J'ai établi ces deux propositions:
Dans l'isolement, nos besoins surpassent nos facultés.
Par l'échange, nos facultés surpassent nos besoins.
Elles donnent la raison de la société. En voici deux autres qui garantissent son perfectionnement indéfini:
Dans l'isolement les prospérités se nuisent.
Par l'échange les prospérités s'entr'aident.
Est-il besoin de prouver que, si la nature eût destiné les hommes à la vie solitaire, la prospérité de l'un ferait obstacle à la prospérité de l'autre? Plus ils seraient nombreux, moins ils auraient de chances de bien-être. En tout cas, on voit clairement en quoi leur nombre pourrait nuire, on ne comprend pas comment il pourrait profiter. Et puis je demande sous quelle forme se manifesterait le principe sympathique? À quelle occasion prendrait-il naissance? Pourrions-nous même le concevoir?
Mais les hommes échangent. L'échange, nous l'avons vu, implique la séparation des occupations. Il donne naissance aux professions, aux métiers. Chacun s'attache à vaincre un genre d'obstacles au profit de la Communauté. Chacun se consacre à lui rendre un genre de services. Or une analyse complète de la valeur démontre que chaque service vaut d'abord en raison de son utilité intrinsèque, ensuite en raison de ce qu'il est offert dans un milieu plus riche, c'est-à-dire au sein d'une communauté plus disposée à le demander, plus en mesure de le payer. L'expérience, en nous montrant l'artisan, le médecin, l'avocat, le négociant, le voiturier, le professeur, le savant tirer pour eux-mêmes un meilleur parti de leurs services à Paris, à Londres, à New-York que dans les landes de Gascogne, ou dans les montagnes du pays de Galles, ou dans les prairies du Farwest, l'expérience, dis-je, ne nous confirme-t-elle pas cette vérité: L'homme a d'autant plus de chances de prospérer qu'il est dans un milieu plus prospère?

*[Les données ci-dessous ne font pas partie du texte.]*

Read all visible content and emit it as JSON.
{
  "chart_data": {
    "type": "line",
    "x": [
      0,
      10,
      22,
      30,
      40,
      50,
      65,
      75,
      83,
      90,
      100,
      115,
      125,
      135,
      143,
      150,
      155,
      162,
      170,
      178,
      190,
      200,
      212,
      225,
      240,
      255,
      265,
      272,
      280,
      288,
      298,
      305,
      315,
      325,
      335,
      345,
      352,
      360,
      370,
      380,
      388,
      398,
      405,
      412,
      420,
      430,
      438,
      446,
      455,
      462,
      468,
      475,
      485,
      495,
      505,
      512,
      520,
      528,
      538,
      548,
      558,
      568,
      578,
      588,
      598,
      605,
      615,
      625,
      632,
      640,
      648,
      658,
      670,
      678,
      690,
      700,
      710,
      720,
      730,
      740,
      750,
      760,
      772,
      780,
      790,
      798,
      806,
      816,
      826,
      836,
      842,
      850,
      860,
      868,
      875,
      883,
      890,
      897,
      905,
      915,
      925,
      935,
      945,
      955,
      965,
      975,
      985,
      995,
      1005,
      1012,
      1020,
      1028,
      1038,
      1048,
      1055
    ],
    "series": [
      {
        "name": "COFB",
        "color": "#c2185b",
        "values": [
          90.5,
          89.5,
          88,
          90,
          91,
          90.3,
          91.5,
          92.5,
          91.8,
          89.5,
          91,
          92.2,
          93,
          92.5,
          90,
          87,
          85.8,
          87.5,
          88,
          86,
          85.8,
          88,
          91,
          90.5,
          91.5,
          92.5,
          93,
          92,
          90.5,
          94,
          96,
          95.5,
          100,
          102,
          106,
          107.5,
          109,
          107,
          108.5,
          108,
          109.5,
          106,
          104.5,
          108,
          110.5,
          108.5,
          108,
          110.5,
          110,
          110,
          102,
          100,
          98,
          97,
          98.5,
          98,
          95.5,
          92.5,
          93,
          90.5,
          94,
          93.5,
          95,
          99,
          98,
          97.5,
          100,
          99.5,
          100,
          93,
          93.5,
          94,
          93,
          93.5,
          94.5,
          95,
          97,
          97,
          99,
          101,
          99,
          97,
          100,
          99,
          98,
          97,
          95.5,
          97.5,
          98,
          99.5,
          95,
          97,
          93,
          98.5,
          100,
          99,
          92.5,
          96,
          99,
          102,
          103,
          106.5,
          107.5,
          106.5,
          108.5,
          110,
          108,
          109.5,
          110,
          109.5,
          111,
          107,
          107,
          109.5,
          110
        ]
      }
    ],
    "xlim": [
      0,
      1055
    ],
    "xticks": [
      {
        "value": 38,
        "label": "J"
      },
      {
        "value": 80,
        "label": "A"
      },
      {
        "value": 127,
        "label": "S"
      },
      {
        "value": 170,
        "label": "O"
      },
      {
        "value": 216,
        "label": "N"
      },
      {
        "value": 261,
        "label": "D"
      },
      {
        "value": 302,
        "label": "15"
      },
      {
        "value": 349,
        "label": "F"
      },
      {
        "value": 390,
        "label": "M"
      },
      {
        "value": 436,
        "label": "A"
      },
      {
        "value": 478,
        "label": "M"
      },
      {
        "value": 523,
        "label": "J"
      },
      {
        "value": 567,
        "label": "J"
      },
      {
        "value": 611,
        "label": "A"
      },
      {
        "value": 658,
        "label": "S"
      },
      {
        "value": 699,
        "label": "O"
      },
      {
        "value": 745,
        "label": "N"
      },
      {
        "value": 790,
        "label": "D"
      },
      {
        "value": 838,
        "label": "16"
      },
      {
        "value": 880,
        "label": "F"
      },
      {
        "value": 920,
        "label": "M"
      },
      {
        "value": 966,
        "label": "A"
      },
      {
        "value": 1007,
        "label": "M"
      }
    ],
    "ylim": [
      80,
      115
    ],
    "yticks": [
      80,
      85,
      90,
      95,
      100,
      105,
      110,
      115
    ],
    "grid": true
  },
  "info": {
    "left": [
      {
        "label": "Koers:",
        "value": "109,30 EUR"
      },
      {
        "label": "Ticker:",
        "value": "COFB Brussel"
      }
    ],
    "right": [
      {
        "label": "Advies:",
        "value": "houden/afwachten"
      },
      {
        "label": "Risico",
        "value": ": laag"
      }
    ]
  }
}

De toutes les harmonies qui se rencontrent sous ma plume, celle-ci est certainement la plus importante, la plus belle, la plus décisive, la plus féconde. Elle implique et résume toutes les autres. C'est pourquoi je n'en pourrai donner ici qu'une démonstration fort incomplète. Heureux si elle jaillit de l'esprit de ce livre. Heureux encore si elle en sortait du moins avec un caractère de probabilité suffisant pour déterminer le lecteur à s'élever par ses propres efforts à la certitude!
Car, il n'en faut pas douter, c'est là qu'est la raison de décider entre l'Organisation naturelle et les Organisations artificielles; c'est là, exclusivement là, qu'est le Problème Social. Si la prospérité de tous est la condition de la prospérité de chacun, nous pouvons nous fier non-seulement à la puissance économique de l'échange libre, mais encore à sa force morale. Il suffira que les hommes comprennent leurs vrais intérêts pour que les restrictions, les jalousies industrielles, les guerres commerciales, les monopoles, tombent sous les coups de l'opinion; pour qu'avant de solliciter telle ou telle mesure gouvernementale on se demande non pas: «Quel bien m'en reviendra-t-il?» mais: «Quel bien en reviendra-t-il à la communauté?» Cette dernière question, j'accorde qu'on se la fait quelquefois en vertu du principe sympathique, mais que la lumière se fasse, et on se l'adressera aussi par Intérêt personnel. Alors il sera vrai de dire que les deux mobiles de notre nature concourent vers un même résultat: le Bien Général; et il sera impossible de dénier à l'intérêt personnel, non plus qu'aux transactions qui en dérivent, du moins quant à leurs effets, la Puissance Morale.